Coming to more recent times, we saw Shahbaz Sharif and the PML-N members in his cabinet asking the PPP ministers to go away. They argued that since the PML-N had withdrawn from the PPP-led government at the centre, the PPP ministers in Punjab should be nice guys and reciprocate. This was poor reasoning. Nawaz Sharif withdrew his men from the central government because he was unhappy with Asif Zardari, who had gone back on his promise to reinstate the deposed judges. But the PPP ministers in Punjab were not unhappy and had no reason to quit their posts.

It would have been proper for Shahbaz Sharif to throw out the PPP ministers if they had been particularly corrupt or incompetent, or if they had been obstructionists in cabinet meetings. But none of that was alleged. The real reason for the PML-N`s demand has never been revealed. I venture to suggest that it may have been something like the following

As the recently reported settlement between the two sides tells us, the PPP ministers wanted their share of development funds and jobs, and they wanted their advice concerning the postings and transfers of officials in their areas to be heeded. This would have shown their constituents that they were doing a good job for the folks back home and would incline them to vote for the same aspirants in the next election.

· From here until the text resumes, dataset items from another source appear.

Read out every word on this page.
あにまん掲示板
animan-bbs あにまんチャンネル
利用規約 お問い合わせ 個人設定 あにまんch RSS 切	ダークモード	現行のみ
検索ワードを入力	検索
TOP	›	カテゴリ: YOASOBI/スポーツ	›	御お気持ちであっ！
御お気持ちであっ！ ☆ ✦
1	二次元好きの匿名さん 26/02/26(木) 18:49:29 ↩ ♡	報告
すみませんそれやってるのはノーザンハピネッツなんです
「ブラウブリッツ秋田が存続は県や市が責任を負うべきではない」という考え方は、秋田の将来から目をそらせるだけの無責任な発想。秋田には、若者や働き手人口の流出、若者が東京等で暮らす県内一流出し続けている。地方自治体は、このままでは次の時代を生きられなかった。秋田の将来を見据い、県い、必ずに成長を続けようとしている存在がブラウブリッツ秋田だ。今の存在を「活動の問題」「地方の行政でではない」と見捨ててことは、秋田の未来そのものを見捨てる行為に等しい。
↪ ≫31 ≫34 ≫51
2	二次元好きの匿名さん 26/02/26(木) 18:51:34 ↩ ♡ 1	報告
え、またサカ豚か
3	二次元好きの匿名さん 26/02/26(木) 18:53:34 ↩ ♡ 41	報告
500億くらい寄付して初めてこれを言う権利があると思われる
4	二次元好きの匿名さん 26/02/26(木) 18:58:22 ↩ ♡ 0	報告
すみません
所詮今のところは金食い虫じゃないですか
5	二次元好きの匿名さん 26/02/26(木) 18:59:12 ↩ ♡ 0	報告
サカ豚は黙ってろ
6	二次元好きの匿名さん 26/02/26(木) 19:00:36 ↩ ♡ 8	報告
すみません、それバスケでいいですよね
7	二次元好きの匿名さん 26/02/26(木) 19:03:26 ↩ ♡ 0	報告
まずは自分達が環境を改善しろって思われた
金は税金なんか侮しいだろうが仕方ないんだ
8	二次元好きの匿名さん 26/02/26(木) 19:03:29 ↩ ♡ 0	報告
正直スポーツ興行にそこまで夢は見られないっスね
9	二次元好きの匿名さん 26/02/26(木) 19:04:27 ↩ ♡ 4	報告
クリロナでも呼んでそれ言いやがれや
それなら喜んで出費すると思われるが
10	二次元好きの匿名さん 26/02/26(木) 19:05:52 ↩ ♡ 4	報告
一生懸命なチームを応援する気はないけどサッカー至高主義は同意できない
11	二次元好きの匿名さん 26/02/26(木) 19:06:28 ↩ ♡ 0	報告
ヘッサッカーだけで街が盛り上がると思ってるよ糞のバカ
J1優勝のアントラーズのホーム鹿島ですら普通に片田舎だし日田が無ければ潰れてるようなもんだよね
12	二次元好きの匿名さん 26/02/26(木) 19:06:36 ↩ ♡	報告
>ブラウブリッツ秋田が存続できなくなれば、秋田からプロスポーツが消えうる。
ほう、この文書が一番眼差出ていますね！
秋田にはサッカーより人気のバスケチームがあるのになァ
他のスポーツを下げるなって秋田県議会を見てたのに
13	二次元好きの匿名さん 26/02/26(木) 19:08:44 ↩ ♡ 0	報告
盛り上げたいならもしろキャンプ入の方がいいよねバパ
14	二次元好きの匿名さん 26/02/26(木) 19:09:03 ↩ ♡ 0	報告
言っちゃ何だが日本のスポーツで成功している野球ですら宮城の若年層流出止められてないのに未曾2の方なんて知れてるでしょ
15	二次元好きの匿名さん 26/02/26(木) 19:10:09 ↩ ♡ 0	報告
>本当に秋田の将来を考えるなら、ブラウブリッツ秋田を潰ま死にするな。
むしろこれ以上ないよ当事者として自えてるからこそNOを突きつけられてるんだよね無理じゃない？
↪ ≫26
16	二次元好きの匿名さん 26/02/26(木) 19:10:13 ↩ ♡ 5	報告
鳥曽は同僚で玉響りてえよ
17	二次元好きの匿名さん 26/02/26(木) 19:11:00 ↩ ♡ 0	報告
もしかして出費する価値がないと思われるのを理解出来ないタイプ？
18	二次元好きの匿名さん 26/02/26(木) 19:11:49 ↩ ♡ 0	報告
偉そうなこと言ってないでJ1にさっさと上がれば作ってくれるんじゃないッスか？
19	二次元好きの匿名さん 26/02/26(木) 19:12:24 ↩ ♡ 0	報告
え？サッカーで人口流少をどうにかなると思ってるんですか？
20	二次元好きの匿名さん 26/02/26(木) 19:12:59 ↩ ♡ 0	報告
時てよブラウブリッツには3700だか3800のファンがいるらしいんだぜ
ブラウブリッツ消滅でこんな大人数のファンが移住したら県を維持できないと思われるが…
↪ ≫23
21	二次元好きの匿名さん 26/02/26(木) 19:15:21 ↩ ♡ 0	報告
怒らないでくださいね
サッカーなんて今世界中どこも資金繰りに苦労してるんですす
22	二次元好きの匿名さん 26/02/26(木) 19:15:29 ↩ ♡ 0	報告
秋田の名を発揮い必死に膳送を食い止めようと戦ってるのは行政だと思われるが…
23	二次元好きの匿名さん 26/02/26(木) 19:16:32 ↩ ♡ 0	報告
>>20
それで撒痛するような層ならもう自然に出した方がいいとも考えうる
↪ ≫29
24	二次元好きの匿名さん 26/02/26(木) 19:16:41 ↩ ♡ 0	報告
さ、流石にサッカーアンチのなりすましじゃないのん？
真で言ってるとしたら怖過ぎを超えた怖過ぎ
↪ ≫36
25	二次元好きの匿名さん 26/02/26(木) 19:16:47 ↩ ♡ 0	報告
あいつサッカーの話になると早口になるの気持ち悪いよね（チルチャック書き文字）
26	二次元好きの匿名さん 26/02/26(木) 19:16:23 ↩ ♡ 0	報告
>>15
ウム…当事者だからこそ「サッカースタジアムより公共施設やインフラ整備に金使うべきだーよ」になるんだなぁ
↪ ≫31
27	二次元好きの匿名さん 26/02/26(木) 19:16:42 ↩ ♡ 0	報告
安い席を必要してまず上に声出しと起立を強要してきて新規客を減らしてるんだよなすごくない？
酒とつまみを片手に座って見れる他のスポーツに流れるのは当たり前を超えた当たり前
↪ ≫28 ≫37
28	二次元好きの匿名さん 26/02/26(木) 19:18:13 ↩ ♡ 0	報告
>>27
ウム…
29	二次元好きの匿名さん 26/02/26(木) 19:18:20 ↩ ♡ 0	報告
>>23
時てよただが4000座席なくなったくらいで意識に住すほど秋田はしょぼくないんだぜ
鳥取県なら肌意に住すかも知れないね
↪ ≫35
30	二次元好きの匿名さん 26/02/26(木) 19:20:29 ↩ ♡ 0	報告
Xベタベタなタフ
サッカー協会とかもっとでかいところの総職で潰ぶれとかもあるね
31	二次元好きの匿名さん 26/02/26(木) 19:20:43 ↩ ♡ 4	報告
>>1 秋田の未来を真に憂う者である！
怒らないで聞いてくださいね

Shahbaz Sharif and company did not want these PPP politicians to win next time. They wanted to replace them with their own people who would use funds and jobs to ingratiate themselves with the PPP`s current voters and defeat that party`s candidates in the next election.

In other words, it was the PML-N`s design to drive the PPP, its main rival, out of Punjab. It is good that eventually wiser counsels prevailed.

The writer is professor emeritus of political science at the University of Massachusetts.